Sunday, March 13, 2016

"Context is all."

Christianity will go. It will vanish and shrink. I needn’t argue about that; I’m right and I’ll be proved right. We’re more popular than Jesus now; I don't know which will go first—rock 'n' roll or Christianity. Jesus was all right but his disciples were thick and ordinary. It’s them twisting it that ruins it for me.  --John Lennon, 1966

I remember hearing about this, but this is the first time I ever read the words on context, or even knew what else Lennon said.

When I heard about the interview, the line about Jesus was all anyone wanted to talk about.  I was more sanguine, even then (I was a dour child).  I figured he was right, that the Beatles were more popular than Jesus, but why did Jesus have to be popular?  Now, looking at it in context, I shrug.  Because I'm 50 years older?  Maybe.  Because rock 'n' roll is gone and Christianity is still here?  Partially.  But mostly because this critique of Christianity:  "Jesus was all right but his disciples were thick and ordinary. It’s them twisting it that ruins it for me," is as old as Christianity itself.  And it's a little like Linus' famous cry in "Peanuts:"  "I love mankind!  It's people I can't stand!"

Why do you think Christianity has fractured into so many churches and denominations over two millennia?  And yet, Christianity is still here.  No brag, just fact, as Will Sonnett used to say.  I'm not lording it over the 20 something John Lennon, or dancing on his grave.  It's just really an unremarkable statement, even 50 years ago.  It's not terribly insightful.  It's meant to be daring, a little boy sticking his tongue out at the bishop; but really it's just childish, rather than wise.

This stuff is much worse, even 50 years later:

“Show business belongs to the Jews,” Cleaves quotes “The Beatles” collectively as saying, in a version of her reporting that appeared in the New York Times Magazine in July of 1966. “It’s part of the Jewish religion.” (In a press conference in Los Angeles in August, Lennon tersely admitted that the quote came from him: “You can read into it what you like, you know.
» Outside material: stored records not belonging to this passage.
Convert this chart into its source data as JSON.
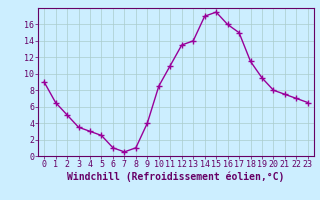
{
  "x": [
    0,
    1,
    2,
    3,
    4,
    5,
    6,
    7,
    8,
    9,
    10,
    11,
    12,
    13,
    14,
    15,
    16,
    17,
    18,
    19,
    20,
    21,
    22,
    23
  ],
  "y": [
    9,
    6.5,
    5,
    3.5,
    3,
    2.5,
    1,
    0.5,
    1,
    4,
    8.5,
    11,
    13.5,
    14,
    17,
    17.5,
    16,
    15,
    11.5,
    9.5,
    8,
    7.5,
    7,
    6.5
  ],
  "line_color": "#990099",
  "marker": "+",
  "bg_color": "#cceeff",
  "grid_color": "#aacccc",
  "axis_color": "#660066",
  "xlabel": "Windchill (Refroidissement éolien,°C)",
  "xlim_min": -0.5,
  "xlim_max": 23.5,
  "ylim_min": 0,
  "ylim_max": 18,
  "yticks": [
    0,
    2,
    4,
    6,
    8,
    10,
    12,
    14,
    16
  ],
  "xticks": [
    0,
    1,
    2,
    3,
    4,
    5,
    6,
    7,
    8,
    9,
    10,
    11,
    12,
    13,
    14,
    15,
    16,
    17,
    18,
    19,
    20,
    21,
    22,
    23
  ],
  "tick_fontsize": 6,
  "xlabel_fontsize": 7
}
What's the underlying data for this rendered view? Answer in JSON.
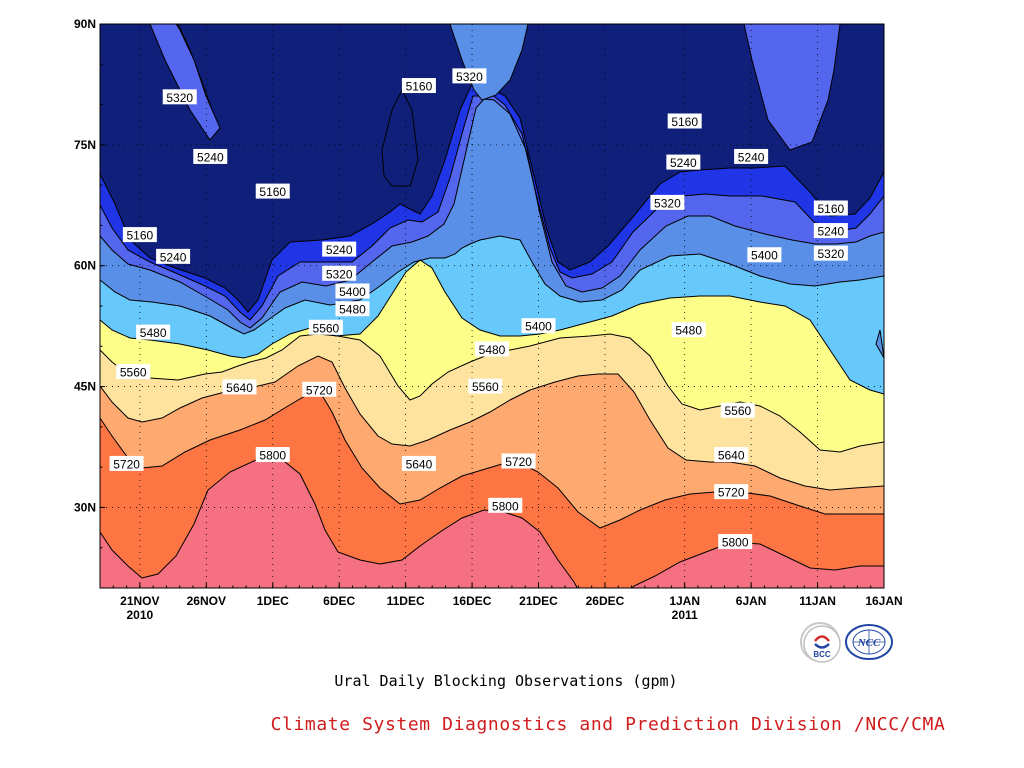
{
  "chart_data": {
    "type": "contour",
    "x_range": [
      "2010-11-18",
      "2011-01-16"
    ],
    "y_range": [
      20,
      90
    ],
    "x_ticks": [
      {
        "label": "21NOV",
        "year": "2010",
        "date": "2010-11-21"
      },
      {
        "label": "26NOV",
        "year": "",
        "date": "2010-11-26"
      },
      {
        "label": "1DEC",
        "year": "",
        "date": "2010-12-01"
      },
      {
        "label": "6DEC",
        "year": "",
        "date": "2010-12-06"
      },
      {
        "label": "11DEC",
        "year": "",
        "date": "2010-12-11"
      },
      {
        "label": "16DEC",
        "year": "",
        "date": "2010-12-16"
      },
      {
        "label": "21DEC",
        "year": "",
        "date": "2010-12-21"
      },
      {
        "label": "26DEC",
        "year": "",
        "date": "2010-12-26"
      },
      {
        "label": "1JAN",
        "year": "2011",
        "date": "2011-01-01"
      },
      {
        "label": "6JAN",
        "year": "",
        "date": "2011-01-06"
      },
      {
        "label": "11JAN",
        "year": "",
        "date": "2011-01-11"
      },
      {
        "label": "16JAN",
        "year": "",
        "date": "2011-01-16"
      }
    ],
    "y_ticks": [
      {
        "label": "30N",
        "value": 30
      },
      {
        "label": "45N",
        "value": 45
      },
      {
        "label": "60N",
        "value": 60
      },
      {
        "label": "75N",
        "value": 75
      },
      {
        "label": "90N",
        "value": 90
      }
    ],
    "grid": true,
    "levels": [
      5160,
      5240,
      5320,
      5400,
      5480,
      5560,
      5640,
      5720,
      5800
    ],
    "fill_colors": [
      "#0f1f7a",
      "#1f35e6",
      "#5566ee",
      "#5a8fe8",
      "#66c8fb",
      "#fdfd8a",
      "#fde39e",
      "#fda96f",
      "#fc7542",
      "#f57081"
    ],
    "line_color": "#000000",
    "contour_labels": [
      {
        "text": "5320",
        "date": "2010-11-24",
        "lat": 80.9
      },
      {
        "text": "5240",
        "date": "2010-11-26.3",
        "lat": 73.5
      },
      {
        "text": "5160",
        "date": "2010-12-01",
        "lat": 69.2
      },
      {
        "text": "5160",
        "date": "2010-11-21",
        "lat": 63.8
      },
      {
        "text": "5240",
        "date": "2010-11-23.5",
        "lat": 61.1
      },
      {
        "text": "5480",
        "date": "2010-11-22",
        "lat": 51.7
      },
      {
        "text": "5560",
        "date": "2010-11-20.5",
        "lat": 46.8
      },
      {
        "text": "5640",
        "date": "2010-11-28.5",
        "lat": 44.9
      },
      {
        "text": "5720",
        "date": "2010-11-20",
        "lat": 35.4
      },
      {
        "text": "5800",
        "date": "2010-12-01",
        "lat": 36.5
      },
      {
        "text": "5720",
        "date": "2010-12-04.5",
        "lat": 44.6
      },
      {
        "text": "5240",
        "date": "2010-12-06",
        "lat": 62.0
      },
      {
        "text": "5320",
        "date": "2010-12-06",
        "lat": 59.0
      },
      {
        "text": "5400",
        "date": "2010-12-07",
        "lat": 56.8
      },
      {
        "text": "5480",
        "date": "2010-12-07",
        "lat": 54.6
      },
      {
        "text": "5560",
        "date": "2010-12-05",
        "lat": 52.3
      },
      {
        "text": "5160",
        "date": "2010-12-12",
        "lat": 82.3
      },
      {
        "text": "5320",
        "date": "2010-12-15.8",
        "lat": 83.5
      },
      {
        "text": "5640",
        "date": "2010-12-12",
        "lat": 35.4
      },
      {
        "text": "5560",
        "date": "2010-12-17",
        "lat": 45.0
      },
      {
        "text": "5480",
        "date": "2010-12-17.5",
        "lat": 49.6
      },
      {
        "text": "5720",
        "date": "2010-12-19.5",
        "lat": 35.7
      },
      {
        "text": "5800",
        "date": "2010-12-18.5",
        "lat": 30.2
      },
      {
        "text": "5400",
        "date": "2010-12-21",
        "lat": 52.5
      },
      {
        "text": "5160",
        "date": "2011-01-01",
        "lat": 77.9
      },
      {
        "text": "5240",
        "date": "2010-12-31.9",
        "lat": 72.8
      },
      {
        "text": "5320",
        "date": "2010-12-30.7",
        "lat": 67.8
      },
      {
        "text": "5480",
        "date": "2011-01-01.3",
        "lat": 52.0
      },
      {
        "text": "5240",
        "date": "2011-01-06",
        "lat": 73.5
      },
      {
        "text": "5400",
        "date": "2011-01-07",
        "lat": 61.3
      },
      {
        "text": "5560",
        "date": "2011-01-05",
        "lat": 42.0
      },
      {
        "text": "5640",
        "date": "2011-01-04.5",
        "lat": 36.5
      },
      {
        "text": "5720",
        "date": "2011-01-04.5",
        "lat": 31.9
      },
      {
        "text": "5800",
        "date": "2011-01-04.8",
        "lat": 25.7
      },
      {
        "text": "5160",
        "date": "2011-01-12",
        "lat": 67.1
      },
      {
        "text": "5240",
        "date": "2011-01-12",
        "lat": 64.3
      },
      {
        "text": "5320",
        "date": "2011-01-12",
        "lat": 61.5
      }
    ]
  },
  "subtitle": "Ural Daily Blocking Observations (gpm)",
  "credit": "Climate System Diagnostics and Prediction Division /NCC/CMA",
  "logos": {
    "bcc": {
      "text": "BCC",
      "name": "bcc-logo"
    },
    "ncc": {
      "text": "NCC",
      "name": "ncc-logo"
    }
  }
}
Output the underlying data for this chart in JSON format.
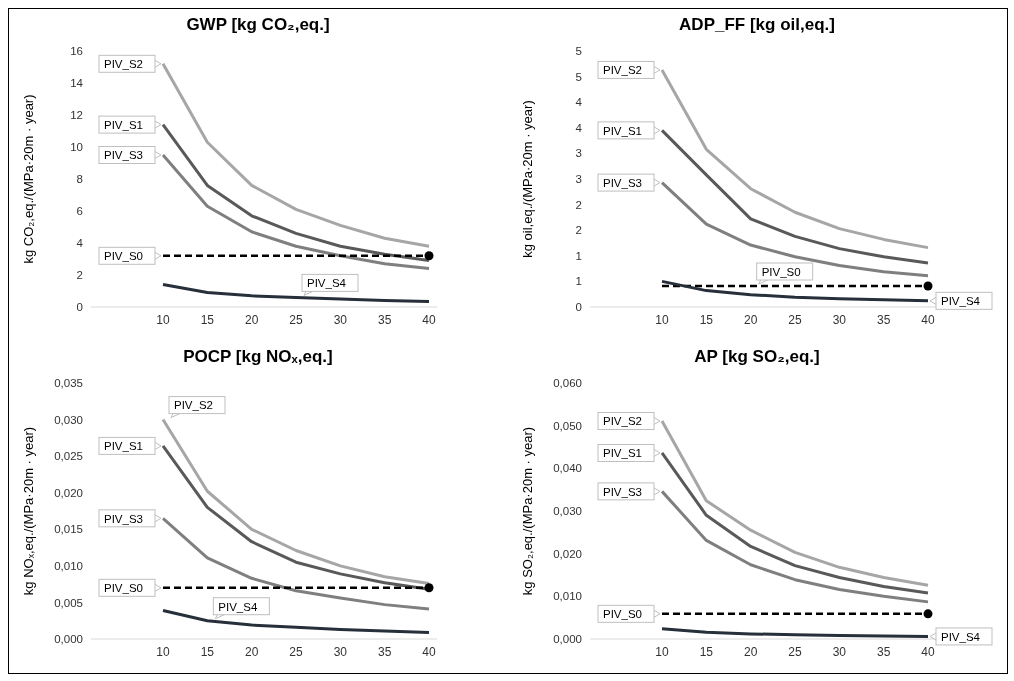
{
  "chart_data": [
    {
      "type": "line",
      "title": "GWP [kg CO₂,eq.]",
      "ylabel": "kg CO₂,eq./(MPa·20m · year)",
      "categories": [
        "10",
        "15",
        "20",
        "25",
        "30",
        "35",
        "40"
      ],
      "ylim": [
        0,
        16
      ],
      "yticks": [
        0,
        2,
        4,
        6,
        8,
        10,
        12,
        14,
        16
      ],
      "grid": false,
      "legend": false,
      "series": [
        {
          "name": "PIV_S2",
          "color": "#a6a6a6",
          "values": [
            15.2,
            10.3,
            7.6,
            6.1,
            5.1,
            4.3,
            3.8
          ]
        },
        {
          "name": "PIV_S1",
          "color": "#595959",
          "values": [
            11.4,
            7.6,
            5.7,
            4.6,
            3.8,
            3.3,
            2.9
          ]
        },
        {
          "name": "PIV_S3",
          "color": "#7f7f7f",
          "values": [
            9.5,
            6.3,
            4.7,
            3.8,
            3.2,
            2.7,
            2.4
          ]
        },
        {
          "name": "PIV_S0",
          "color": "#000000",
          "line_style": "dashed",
          "values": [
            3.2,
            3.2,
            3.2,
            3.2,
            3.2,
            3.2,
            3.2
          ]
        },
        {
          "name": "PIV_S4",
          "color": "#262f3a",
          "values": [
            1.4,
            0.9,
            0.7,
            0.6,
            0.5,
            0.4,
            0.35
          ]
        }
      ]
    },
    {
      "type": "line",
      "title": "ADP_FF [kg oil,eq.]",
      "ylabel": "kg oil,eq./(MPa·20m · year)",
      "categories": [
        "10",
        "15",
        "20",
        "25",
        "30",
        "35",
        "40"
      ],
      "ylim": [
        0,
        5
      ],
      "yticks": [
        0,
        {
          "value": 0.5,
          "label": "1"
        },
        1,
        {
          "value": 1.5,
          "label": "2"
        },
        2,
        {
          "value": 2.5,
          "label": "3"
        },
        3,
        {
          "value": 3.5,
          "label": "4"
        },
        4,
        {
          "value": 4.5,
          "label": "5"
        },
        5
      ],
      "grid": false,
      "legend": false,
      "series": [
        {
          "name": "PIV_S2",
          "color": "#a6a6a6",
          "values": [
            4.63,
            3.08,
            2.31,
            1.85,
            1.53,
            1.32,
            1.16
          ]
        },
        {
          "name": "PIV_S1",
          "color": "#595959",
          "values": [
            3.45,
            2.58,
            1.72,
            1.38,
            1.14,
            0.98,
            0.86
          ]
        },
        {
          "name": "PIV_S3",
          "color": "#7f7f7f",
          "values": [
            2.43,
            1.62,
            1.21,
            0.98,
            0.81,
            0.69,
            0.61
          ]
        },
        {
          "name": "PIV_S0",
          "color": "#000000",
          "line_style": "dashed",
          "values": [
            0.41,
            0.41,
            0.41,
            0.41,
            0.41,
            0.41,
            0.41
          ]
        },
        {
          "name": "PIV_S4",
          "color": "#262f3a",
          "values": [
            0.5,
            0.32,
            0.24,
            0.19,
            0.16,
            0.14,
            0.12
          ]
        }
      ]
    },
    {
      "type": "line",
      "title": "POCP [kg NOₓ,eq.]",
      "ylabel": "kg NOₓ,eq./(MPa·20m · year)",
      "categories": [
        "10",
        "15",
        "20",
        "25",
        "30",
        "35",
        "40"
      ],
      "ylim": [
        0,
        0.035
      ],
      "yticks": [
        {
          "value": 0,
          "label": "0,000"
        },
        {
          "value": 0.005,
          "label": "0,005"
        },
        {
          "value": 0.01,
          "label": "0,010"
        },
        {
          "value": 0.015,
          "label": "0,015"
        },
        {
          "value": 0.02,
          "label": "0,020"
        },
        {
          "value": 0.025,
          "label": "0,025"
        },
        {
          "value": 0.03,
          "label": "0,030"
        },
        {
          "value": 0.035,
          "label": "0,035"
        }
      ],
      "grid": false,
      "legend": false,
      "series": [
        {
          "name": "PIV_S2",
          "color": "#a6a6a6",
          "values": [
            0.03,
            0.0202,
            0.015,
            0.0121,
            0.01,
            0.0085,
            0.0076
          ]
        },
        {
          "name": "PIV_S1",
          "color": "#595959",
          "values": [
            0.0264,
            0.018,
            0.0133,
            0.0105,
            0.0089,
            0.0077,
            0.0068
          ]
        },
        {
          "name": "PIV_S3",
          "color": "#7f7f7f",
          "values": [
            0.0165,
            0.0111,
            0.0083,
            0.0066,
            0.0056,
            0.0047,
            0.0041
          ]
        },
        {
          "name": "PIV_S0",
          "color": "#000000",
          "line_style": "dashed",
          "values": [
            0.007,
            0.007,
            0.007,
            0.007,
            0.007,
            0.007,
            0.007
          ]
        },
        {
          "name": "PIV_S4",
          "color": "#262f3a",
          "values": [
            0.0039,
            0.0025,
            0.0019,
            0.0016,
            0.0013,
            0.0011,
            0.0009
          ]
        }
      ]
    },
    {
      "type": "line",
      "title": "AP [kg SO₂,eq.]",
      "ylabel": "kg SO₂,eq./(MPa·20m · year)",
      "categories": [
        "10",
        "15",
        "20",
        "25",
        "30",
        "35",
        "40"
      ],
      "ylim": [
        0,
        0.06
      ],
      "yticks": [
        {
          "value": 0,
          "label": "0,000"
        },
        {
          "value": 0.01,
          "label": "0,010"
        },
        {
          "value": 0.02,
          "label": "0,020"
        },
        {
          "value": 0.03,
          "label": "0,030"
        },
        {
          "value": 0.04,
          "label": "0,040"
        },
        {
          "value": 0.05,
          "label": "0,050"
        },
        {
          "value": 0.06,
          "label": "0,060"
        }
      ],
      "grid": false,
      "legend": false,
      "series": [
        {
          "name": "PIV_S2",
          "color": "#a6a6a6",
          "values": [
            0.0511,
            0.0324,
            0.0255,
            0.0203,
            0.0168,
            0.0144,
            0.0126
          ]
        },
        {
          "name": "PIV_S1",
          "color": "#595959",
          "values": [
            0.0436,
            0.029,
            0.0217,
            0.0172,
            0.0144,
            0.0123,
            0.0108
          ]
        },
        {
          "name": "PIV_S3",
          "color": "#7f7f7f",
          "values": [
            0.0346,
            0.0231,
            0.0174,
            0.0139,
            0.0116,
            0.01,
            0.0087
          ]
        },
        {
          "name": "PIV_S0",
          "color": "#000000",
          "line_style": "dashed",
          "values": [
            0.0059,
            0.0059,
            0.0059,
            0.0059,
            0.0059,
            0.0059,
            0.0059
          ]
        },
        {
          "name": "PIV_S4",
          "color": "#262f3a",
          "values": [
            0.0024,
            0.0016,
            0.0012,
            0.001,
            0.0008,
            0.0007,
            0.0006
          ]
        }
      ]
    }
  ]
}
It's just a little old statement. It's not very serious.” The crowd of journalists didn’t ask him to follow up.)

Lennon also tells Cleave that he is considering sending his son Julian to a French lycée in London, but muses “I feel sorry for him, though. I couldn’t stand ugly people even when I was five. Lots of the ugly ones are foreign, aren’t they?” Ringo Starr, meanwhile, refers to the band as being so close they’re like “Siamese quads eating out of the same bowl.” He jokes of his wife, Maureen, that “I own her, of course.” She was 16 when they met—he was six years older—and “her parents signed her over to me when I married her.” Paul McCartney decries racism in America, “a lousy country where anyone who is black is made to seem a dirty nigger.” That line made it to the cover of Datebook, too, above Lennon’s Jesus quip.
Of course, the boys are simply repeating what they grew up learning.  And what it proves is that Donald Trump isn't tapping into anything the British didn't bequeath to us as a culture long, long ago.  We love mankind; it's people we can't stand.

1 comment:

  1. Imagine no John Lennon.... I didn't realize that scanned until just now. So does "Imagine no Imagine". I think I'll write a new lyric.

    I was just having a conversation with someone who majored in British history about how the culture of the lower class Brits is still suffering under the inherited sense of worthlessness and futility mixed with jingoistic nationalism and fawning worship of the upper class. Even a lot of those who allegedly rebel against that essentially reproduce the same thing in modified form. There are Brits who are free of it but they don't seem to get into print or in the media much. I suspect a lot of them are still serious about the non-conforming religions. The atheists are more likely to end up like Christopher Hitchens or Stephen Fry or the like.

    The young John Lennon was a boob as, apparently the other two named. I wonder what George was saying at the time.